In every child’s upbringing, grandparents, like other close kindreds, play a significant role in how they are molded to complete human beings.
From advice, culture, myths and crucial information about one’s community are passed on by the grandpas to their grandchildren.
However, due to many reasons this is not the case to every kid and one such case is that of ODM leader and former Prime Minister Raila Odinga, his siblings and maternal cousins.
The children of late Vice-President Jaramogi Oginga had a very short interaction with their maternal grandfather, Chief Justo Odimo, who found himself in a serious crime that earned him a life sentence. And when he was about to walk to freedom again after a successful appeal, he was murdered in the prison.
As if that not enough, tragedy struck their grandmother who even attempted suicide after she was tricked into poisoning Justo to death.
Justo was a polygamous man who sired Mary Juma, Raila’s mother. He was a successful administrator in the colonial government as he was among the few Kenyans educated at Maseno School.
His popularity was rising when his life got jinxed. He was destined to become a powerful Chief but a mistake he made in a fit of rage cost him the job, freedom and life later.
Raila in his book “The Flame of Freedom” recounts how Justo became a convict and by the time the ODM leader was being born, the grandfather was cooling heels at Nairobi’s Industrial Area Prison.
Justo was drinking with friends and relatives when one of the drunkards called Ahomo provoked him by urging him to give one of his many wives to his brother.
An inebriated Ahomo further agitated Justo offering to be a volunteer as the facilitator of his proposed wife donation exercise.
Raila’s grandpa felt offended and vowed to teach Ahomo a lesson. He followed him out of the drinking den and a distance away in a secluded spot, hell broke loose.
According to Raila, his guka confronted Ahomo about his earlier utterances and in the midst of an altercation, Justo stabbed him in the stomach, killing him on the spot.
Nobody witnessed the murder but overcome by remorse, he reported the matter to another Chief Amoth Awira who happened to be his rival. He was immediately arrested and charged with murder.
The case was presided over at His Majesty’s Supreme Court of Kenya where Justo argued that he was heavily drunk and thus incapable of forming an intention to kill.
The court didn’t sympathise with him. He was sentenced to life and was locked up at Industrial Area Prison.
However, through a lawyer only identified as Archer, he appealed the sentencing at the East African Court of Appeal but the court upheld the previous court’s ruling.
His hope for freedom was dashed and by January 1943, when Raila’s father Jaramogi was marrying the old man’s daughter, he was lonely inside a walled cell.
Raila and his elder brother Oburu Odinga were not yet born when Justo was jailed but they visited him at the prison albeit a few times. One time in 1948 when the ODM leader only three, he recalls meeting his grandpa during one of the visits.
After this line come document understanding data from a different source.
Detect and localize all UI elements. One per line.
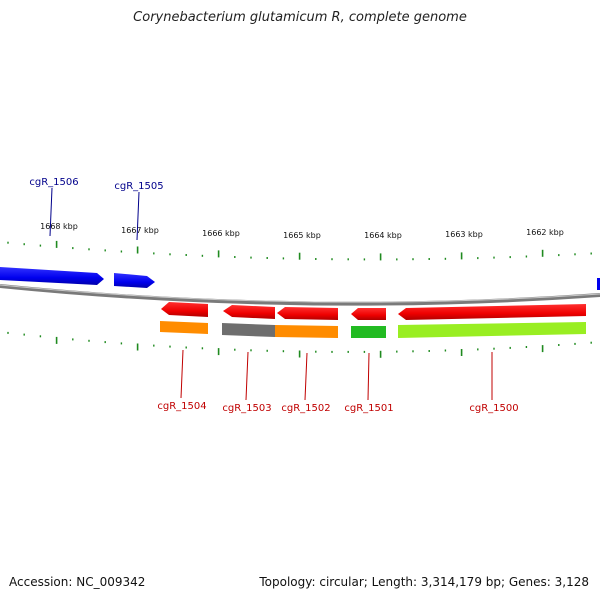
gene-arrow-cgR_1503[interactable] bbox=[223, 305, 275, 319]
gene-label-cgR_1503[interactable]: cgR_1503 bbox=[222, 403, 271, 414]
reverse-strand-genes bbox=[161, 302, 586, 320]
scale-ticks-inner bbox=[7, 331, 592, 358]
gene-arrow-cgR_1506[interactable] bbox=[0, 267, 104, 285]
scale-label-1664: 1664 kbp bbox=[364, 231, 402, 240]
gene-label-cgR_1502[interactable]: cgR_1502 bbox=[281, 403, 330, 414]
gene-arrow-cgR_1505[interactable] bbox=[114, 273, 155, 288]
gene-label-cgR_1505[interactable]: cgR_1505 bbox=[114, 181, 163, 192]
accession-text: Accession: NC_009342 bbox=[9, 575, 146, 589]
gene-label-cgR_1501[interactable]: cgR_1501 bbox=[344, 403, 393, 414]
leader-cgR_1505 bbox=[136, 191, 140, 241]
leader-cgR_1503 bbox=[245, 351, 249, 401]
gene-arrow-cgR_1502[interactable] bbox=[277, 307, 338, 320]
scale-label-1662: 1662 kbp bbox=[526, 228, 564, 237]
gene-labels: cgR_1506 cgR_1505 cgR_1504 cgR_1503 cgR_… bbox=[29, 177, 518, 414]
forward-strand-genes bbox=[0, 267, 600, 290]
leader-cgR_1501 bbox=[367, 352, 370, 401]
scale-label-1663: 1663 kbp bbox=[445, 230, 483, 239]
category-bar-cgR_1504 bbox=[160, 321, 208, 334]
gene-arrow-cgR_1504[interactable] bbox=[161, 302, 208, 317]
category-bar-cgR_1500 bbox=[398, 322, 586, 338]
gene-arrow-cgR_1500[interactable] bbox=[398, 304, 586, 320]
gene-fragment-edge[interactable] bbox=[597, 278, 600, 290]
leader-cgR_1504 bbox=[180, 349, 184, 399]
scale-label-1667: 1667 kbp bbox=[121, 226, 159, 235]
map-title: Corynebacterium glutamicum R, complete g… bbox=[133, 10, 467, 25]
genome-backbone bbox=[0, 284, 600, 306]
category-bar-cgR_1502 bbox=[275, 325, 338, 338]
gene-arrow-cgR_1501[interactable] bbox=[351, 308, 386, 320]
genome-info-text: Topology: circular; Length: 3,314,179 bp… bbox=[259, 575, 589, 589]
category-bar-cgR_1501 bbox=[351, 326, 386, 338]
gene-label-cgR_1500[interactable]: cgR_1500 bbox=[469, 403, 518, 414]
scale-labels: 1668 kbp 1667 kbp 1666 kbp 1665 kbp 1664… bbox=[40, 222, 564, 240]
scale-label-1666: 1666 kbp bbox=[202, 229, 240, 238]
category-bars bbox=[160, 321, 586, 338]
scale-label-1665: 1665 kbp bbox=[283, 231, 321, 240]
leader-cgR_1502 bbox=[304, 352, 308, 401]
gene-label-cgR_1504[interactable]: cgR_1504 bbox=[157, 401, 206, 412]
scale-ticks-outer bbox=[7, 240, 592, 261]
leader-cgR_1506 bbox=[49, 187, 53, 237]
label-leaders bbox=[49, 187, 493, 401]
category-bar-cgR_1503 bbox=[222, 323, 275, 337]
gene-label-cgR_1506[interactable]: cgR_1506 bbox=[29, 177, 78, 188]
scale-label-1668: 1668 kbp bbox=[40, 222, 78, 231]
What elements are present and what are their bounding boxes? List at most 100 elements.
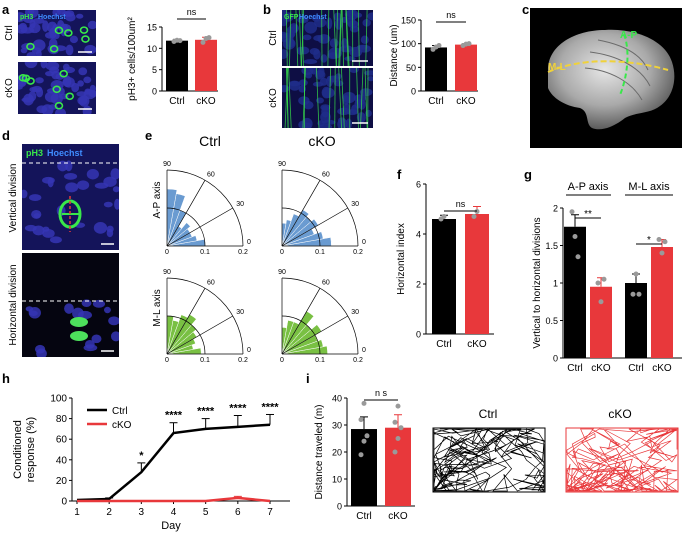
data-point (392, 419, 398, 425)
nucleus (320, 54, 328, 63)
angle-tick-label: 0 (362, 239, 366, 246)
angle-tick-label: 30 (236, 309, 244, 316)
x-tick-label: Ctrl (428, 96, 444, 107)
row-label-cko: cKO (268, 88, 279, 108)
nucleus (298, 79, 308, 87)
nucleus (365, 109, 372, 117)
significance-label: ns (456, 199, 466, 209)
y-tick-label: 10 (147, 44, 157, 54)
nucleus (335, 73, 342, 80)
stain-label-hoechst: Hoechst (299, 14, 327, 21)
fiber (286, 10, 288, 66)
brain-render: A-P M-L (530, 8, 682, 148)
nucleus (29, 194, 42, 202)
fiber (328, 68, 331, 128)
y-axis-label: Distance (um) (389, 24, 400, 86)
nucleus (356, 112, 366, 123)
x-tick-label: cKO (388, 511, 408, 522)
bar (590, 286, 612, 358)
radial-tick-label: 0 (280, 357, 284, 364)
panel-letter-h: h (2, 371, 10, 386)
micrograph-d: pH3 Hoechst Vertical division Horizontal… (8, 144, 119, 357)
y-tick-label: 20 (56, 476, 68, 487)
panel-letter-f: f (397, 167, 402, 182)
angle-tick-label: 30 (351, 201, 359, 208)
nucleus (24, 62, 38, 69)
data-point (392, 449, 398, 455)
nucleus (345, 118, 352, 128)
fiber (345, 10, 349, 66)
nucleus (42, 20, 49, 32)
y-tick-label: 0 (416, 330, 421, 340)
row-title-ap: A-P axis (152, 181, 163, 218)
nucleus (93, 222, 108, 234)
nucleus (320, 104, 331, 111)
angle-tick-label: 90 (278, 161, 286, 168)
positive-cell (21, 74, 31, 83)
polar-cko-ml: 0 30 60 90 0 0.1 0.2 (278, 269, 366, 364)
y-tick-label: 20 (332, 448, 342, 458)
chart-f: 0 2 4 6 Horizontal index Ctrl cKO ns (396, 180, 494, 350)
nucleus (349, 25, 360, 33)
nucleus (40, 62, 48, 69)
nucleus (35, 50, 42, 56)
data-point (436, 43, 442, 49)
ml-axis-label: M-L (548, 62, 566, 73)
y-tick-label: 150 (401, 16, 416, 26)
bar (625, 283, 647, 358)
nucleus (326, 17, 333, 30)
data-point (598, 299, 604, 305)
nucleus (23, 93, 34, 106)
positive-cell (81, 35, 90, 43)
track-ctrl (432, 428, 545, 493)
nucleus (49, 236, 62, 244)
bar (564, 226, 586, 358)
panel-letter-a: a (2, 2, 10, 17)
brain-surface (548, 29, 675, 130)
nucleus (44, 91, 59, 103)
data-point (471, 214, 477, 219)
fiber (357, 10, 360, 66)
y-tick-label: 0.5 (545, 316, 558, 326)
angle-tick-label: 60 (322, 172, 330, 179)
polar-grid-spoke (166, 207, 233, 247)
data-point (662, 239, 668, 245)
nucleus (62, 11, 72, 17)
locomotion-path (432, 428, 545, 493)
y-axis-label: Vertical to horizontal divisions (532, 217, 543, 348)
polar-bin (281, 320, 295, 355)
radial-tick-label: 0 (165, 357, 169, 364)
significance-label: **** (261, 401, 279, 413)
nucleus (62, 63, 70, 71)
y-axis-label: pH3+ cells/100um² (127, 17, 138, 101)
nucleus (69, 35, 78, 44)
polar-grid-arc (166, 207, 206, 247)
group-label: M-L axis (628, 181, 670, 193)
nucleus (18, 84, 23, 90)
positive-cell (64, 29, 73, 37)
nucleus (103, 201, 113, 208)
nucleus (28, 307, 41, 319)
radial-tick-label: 0 (165, 249, 169, 256)
panel-letter-d: d (2, 128, 10, 143)
x-tick-label: Ctrl (356, 511, 372, 522)
polar-grid-spoke (166, 315, 233, 355)
nucleus (313, 35, 325, 42)
nucleus (333, 80, 344, 87)
fiber (360, 68, 364, 128)
fiber (341, 10, 344, 66)
bar (651, 247, 673, 358)
nucleus (63, 173, 78, 180)
micrograph-b: Ctrl cKO GFP Hoechst (268, 10, 373, 128)
y-tick-label: 2 (553, 204, 558, 214)
legend-label: Ctrl (112, 406, 128, 417)
data-point (398, 425, 404, 431)
nucleus (77, 80, 84, 87)
x-tick-label: 6 (235, 507, 241, 518)
nucleus (45, 31, 57, 39)
nucleus (304, 21, 318, 34)
y-tick-label: 60 (56, 435, 68, 446)
data-point (395, 436, 401, 441)
x-tick-label: Ctrl (169, 96, 185, 107)
data-point (466, 41, 472, 47)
Justo did not give up on pursuing freedom. He appealed again and this time round, he was lucky. The sentence was reduced to manslaughter and was lucky to be set free.
Raila says the news of his release enlivened them but back home, some of his rivals who feared he was set for big things in colonial government once he was free plotted to stop him.
His adversaries engaged a medicine man to convince one of Justo’s wife that her husband needed some cleansing and protection so as not to be killed by his alleged enemies.
She was convinced that a curse would shadow her husband so she had to take him some concoction to protect him from a purported curse.
Raila’s grandmother innocently believed the medicine man, took a portion of the ‘cleansing product’ and added it to tea she gave the old man while in prison.
She regularly visited Raila’s grandfather with something to drink but when she gave Justo tea in this last visit, she unknowingly took a poisoned beverage.
Justo drank the tea happily as he looked forward to walking out of the prison in a few days’ time but once he gulped the last drop he dropped dead on the spot.
Once the wife realised the grave mistake she had innocently made, she was distraught and blamed herself for Justo’s murder, something Raila says haunted her for the rest of her life.
“My grandmother stripped naked, weeping and wailing… She was only barely restrained from committing suicide and she never really recovered from the incident for the rest of her life,” Raila narrates.
The two tragedies denied Raila and his siblings the love of their grandfather who could have been very instrumental in his leadership development as he looked forward to a more powerful chieftain post once a free man.